While single-sitting root canal procedures are becoming more common now, these treatments are usually completed in multiple sittings. After the initial assessment, the dentist cleans out the tooth’s root canal that contains all the blood and nerve supply of the tooth. This is the only living portion of the tooth and is responsible for the propagation of infection and disease.

 

  • The process is carried out under local anesthesia and hence, is usually completely painless.
  • A small hole is drilled onto the top surface of the tooth, which becomes the access opening for the cleaning procedure.
  • The dentist uses small instruments known as dental files that look like needles to clean out the root canal.
  • Intermittent irrigation with sodium hypochlorite and saline solution is used to disinfect the canal during the procedure further.
  • Once the root canals are thoroughly cleaned and sterilized, the tooth is sealed permanently.

 

Most dentists recommend the placement of a dental crown to be carried out a few weeks after the root canal procedure. This is because the structural integrity of a tooth is significantly compromised after a root canal treatment, and the dental crown offers extra protection to the tooth against physical forces.

 

How Soon Should a Root Canal Procedure Be Done?

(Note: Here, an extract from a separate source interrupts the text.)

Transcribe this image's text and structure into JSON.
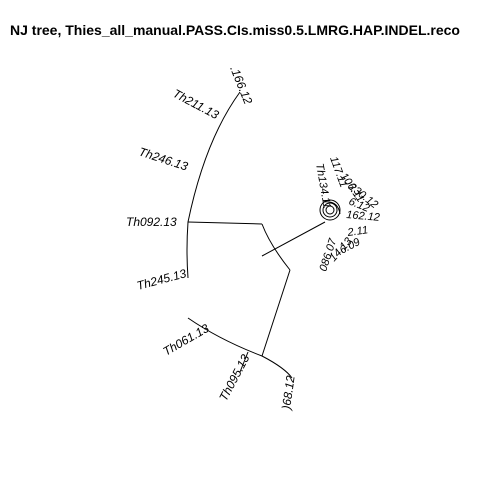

Once the dentist has recommended a root canal treatment for a tooth, it is advisable to get it done as soon as possible. In cases of an infection, the dentist will usually prescribe an antibiotic to help control the infection before starting the root canal treatment. Antibiotics often cause the symptoms of an infected tooth to subside temporarily, which may result in patients delaying their root canal treatment. It should be noted though that antibiotic is not capable of treating a tooth infection completely and cannot compensate for the need for a root canal treatment.

 

Unnecessarily delaying a root canal treatment can lead to worsening of the infection, which can potentially spread to other areas in the mouth and even your heart. While the loss of the infected tooth is the commonly expected outcome of ignoring a root canal treatment, more severe problems like rheumatic heart disease can also result due to uncontrolled tooth infections.